By Nicholas Barnes, head of Research at Chesterton Humberts
We may not like to admit it, but the fruitful economic climate we enjoyed before the global recession is unlikely to return any time soon and wealth preservation has become as important as wealth creation. This changed environment has spawned a plethora of alternative investment proposals as mainstream assets have appeared less secure.
The virtues of, inter alia, precious metals, fine wines and agricultural land are all being heavily promoted as alternatives to the volatile stock market and low yielding gilts, while prevailing low interest rates have relegated cash to the position of poor relative.
The fact of the matter is that the elusive investment panacea remains just that – and probably always will. In order to balance risk and return, it is important to create a diversified portfolio – and property should form at least a part of this.
In addition to being an acknowledged portfolio diversifier, residential also displays low correlation to mainstream asset classes and has outperformed them over medium and long term periods whilst comfortably outpacing inflation.
The most recent data from IPD (Investment Property Databank – the benchmark performance index in the UK for property) tells us that the total nominal ungeared return for residential property in 2011 was 11.3% compared to -3.5% for equities. With a reasonable level of gearing this return could be considerably enhanced.
Sustained strong tenant demand combined with a shortage of available rented accommodation has been driving rental growth over the past couple of years, to the extent that we have observed some examples of “rental gazumping” in the prime London market while in the wider market affordability issues are appearing. Average rents at a national level increased by around 5.5% in 2011 rising to 7.25% in the prime London locations.
Gross yields on single units in the prime central London locations average around 3.4%, however block purchases in less prime but still good locations can achieve 200+ basis points in excess of this.

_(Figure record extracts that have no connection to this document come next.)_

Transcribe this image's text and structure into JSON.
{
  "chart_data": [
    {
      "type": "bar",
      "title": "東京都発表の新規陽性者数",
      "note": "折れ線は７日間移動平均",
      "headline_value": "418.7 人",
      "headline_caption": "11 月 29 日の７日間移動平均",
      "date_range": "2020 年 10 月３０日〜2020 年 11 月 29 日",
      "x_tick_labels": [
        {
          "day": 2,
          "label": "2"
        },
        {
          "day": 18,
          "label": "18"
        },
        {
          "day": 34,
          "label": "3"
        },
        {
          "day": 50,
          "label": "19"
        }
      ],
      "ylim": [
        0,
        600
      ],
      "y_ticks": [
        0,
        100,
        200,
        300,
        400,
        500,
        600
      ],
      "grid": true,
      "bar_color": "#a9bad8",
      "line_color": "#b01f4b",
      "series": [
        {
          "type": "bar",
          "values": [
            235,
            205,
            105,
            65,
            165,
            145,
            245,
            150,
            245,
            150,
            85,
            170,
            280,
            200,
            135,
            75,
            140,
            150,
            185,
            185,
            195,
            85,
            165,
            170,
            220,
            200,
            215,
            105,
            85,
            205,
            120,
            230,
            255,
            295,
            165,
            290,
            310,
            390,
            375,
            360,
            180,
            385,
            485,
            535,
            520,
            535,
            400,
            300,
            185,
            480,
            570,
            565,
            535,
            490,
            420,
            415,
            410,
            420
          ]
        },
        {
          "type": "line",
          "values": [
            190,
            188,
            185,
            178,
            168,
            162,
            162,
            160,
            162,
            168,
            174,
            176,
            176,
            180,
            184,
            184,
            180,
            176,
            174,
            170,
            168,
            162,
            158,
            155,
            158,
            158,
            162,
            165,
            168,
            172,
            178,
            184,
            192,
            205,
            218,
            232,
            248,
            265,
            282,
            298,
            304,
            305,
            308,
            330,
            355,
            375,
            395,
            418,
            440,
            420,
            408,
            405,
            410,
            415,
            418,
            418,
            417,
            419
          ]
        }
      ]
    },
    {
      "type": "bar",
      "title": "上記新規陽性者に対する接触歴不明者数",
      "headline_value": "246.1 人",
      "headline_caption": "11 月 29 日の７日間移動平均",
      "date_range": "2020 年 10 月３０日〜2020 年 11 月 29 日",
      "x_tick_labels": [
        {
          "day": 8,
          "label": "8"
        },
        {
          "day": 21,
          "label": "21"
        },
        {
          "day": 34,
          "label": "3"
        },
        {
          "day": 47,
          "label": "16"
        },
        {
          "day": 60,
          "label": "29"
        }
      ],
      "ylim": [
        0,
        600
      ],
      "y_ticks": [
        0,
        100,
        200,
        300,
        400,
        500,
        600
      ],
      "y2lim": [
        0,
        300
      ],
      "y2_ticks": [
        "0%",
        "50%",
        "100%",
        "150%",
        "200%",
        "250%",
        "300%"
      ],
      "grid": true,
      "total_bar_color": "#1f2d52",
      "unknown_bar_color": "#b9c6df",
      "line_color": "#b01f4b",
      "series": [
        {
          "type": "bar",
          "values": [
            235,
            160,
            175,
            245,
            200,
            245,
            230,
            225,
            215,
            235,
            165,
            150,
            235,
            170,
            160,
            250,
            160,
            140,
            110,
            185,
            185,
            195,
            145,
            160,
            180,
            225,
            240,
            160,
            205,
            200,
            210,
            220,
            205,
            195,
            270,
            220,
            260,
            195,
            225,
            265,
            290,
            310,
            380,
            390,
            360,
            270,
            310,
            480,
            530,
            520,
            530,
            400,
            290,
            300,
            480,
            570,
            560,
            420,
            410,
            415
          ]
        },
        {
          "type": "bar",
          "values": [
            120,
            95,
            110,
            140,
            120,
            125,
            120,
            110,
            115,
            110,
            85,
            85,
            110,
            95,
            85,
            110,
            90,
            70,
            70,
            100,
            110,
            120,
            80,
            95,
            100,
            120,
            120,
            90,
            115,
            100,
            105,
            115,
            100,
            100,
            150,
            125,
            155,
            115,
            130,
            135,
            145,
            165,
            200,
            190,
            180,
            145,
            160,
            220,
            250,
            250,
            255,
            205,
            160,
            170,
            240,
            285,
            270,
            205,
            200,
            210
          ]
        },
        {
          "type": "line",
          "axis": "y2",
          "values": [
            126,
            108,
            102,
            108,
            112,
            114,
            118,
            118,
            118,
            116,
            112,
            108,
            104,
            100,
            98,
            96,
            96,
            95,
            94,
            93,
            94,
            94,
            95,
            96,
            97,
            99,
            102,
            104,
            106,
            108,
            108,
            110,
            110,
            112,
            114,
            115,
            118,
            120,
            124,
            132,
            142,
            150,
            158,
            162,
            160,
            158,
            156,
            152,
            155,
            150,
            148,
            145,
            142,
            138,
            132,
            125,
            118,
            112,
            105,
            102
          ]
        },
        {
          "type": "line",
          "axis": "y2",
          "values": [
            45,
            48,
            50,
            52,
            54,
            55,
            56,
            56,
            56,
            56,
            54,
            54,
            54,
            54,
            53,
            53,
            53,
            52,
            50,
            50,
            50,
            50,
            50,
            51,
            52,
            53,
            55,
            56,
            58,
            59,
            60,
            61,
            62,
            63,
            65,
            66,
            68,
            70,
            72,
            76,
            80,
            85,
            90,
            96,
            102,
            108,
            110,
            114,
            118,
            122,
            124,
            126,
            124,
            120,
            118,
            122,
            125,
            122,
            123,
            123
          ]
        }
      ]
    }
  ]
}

Of course there are potential pitfalls as is the case with most investments. Investors will need to be aware of their true operating costs and they will need to properly manage and service their properties in order to attract and retain tenants and minimise void periods. Prudent stock and location selection are also givens, which means thorough market research prior to committing funds. Having satisfied these criteria, what sort of opportunities await the savvy residential investor?
The UK residential sector offers a variety of avenues for investors. The classic apartment or house rented to private households is the most common, however there are other attractive options such as student housing and social housing. Student accommodation is a growth sector and can be especially lucrative in the higher end segment, which is dominated by wealthy non-EU HE students from whom it is not uncommon to receive one year’s rent in advance.
The private rented sector has been expanding steadily over the past decade, with London leading the way. As a nation, the proportion of households living in privately rented accommodation has risen from 10% in 2000 to 15.6% in 2009/10 – equating to 3.4 million households – and continues to rise.
In London, the Mayor’s Office estimates that around one in five households is currently in privately rented accommodation, with rates of private renting more than twice as high in central London as they are in the outer boroughs. Moreover, the private rented sector now accounts for more than half of the home moves that take place in London each year.
The question for many is whether this represents a longer term structural shift in attitude towards residential property occupation or is it merely a temporary blip in response to the prevailing harsh economic climate in which affordability issues are exacerbated by difficulties in accessing mortgage credit. Clearly, some of the rental demand of the past few years can be classified as “necessity renting”.
However, there is anecdotal evidence to suggest that the “renters of choice” category is growing and the fact that the PRS was already expanding well before the recession tends to support this. This latter category comprises students, corporate tenants on fixed term contracts, lifestyle renters and convenience renters who are looking for short term accommodation while they await an anticipated change in their situation, be it looking for the right property or perhaps awaiting a job relocation.
A final characteristic of the UK residential market suggests that longer term growth in both capital and rental values is likely. The longstanding structural mismatch between supply and demand in both the owner occupier and rental markets will take many generations to balance: the peak year for housing development (2004) saw just over 153,000 dwellings completed nationally and just under 18,000 in London.
Against this, the Government projects annual growth in households of 232,000 nationally and just over 36,000 in London over the next two decades which implies upwards pressure on values given a healthy underlying economy.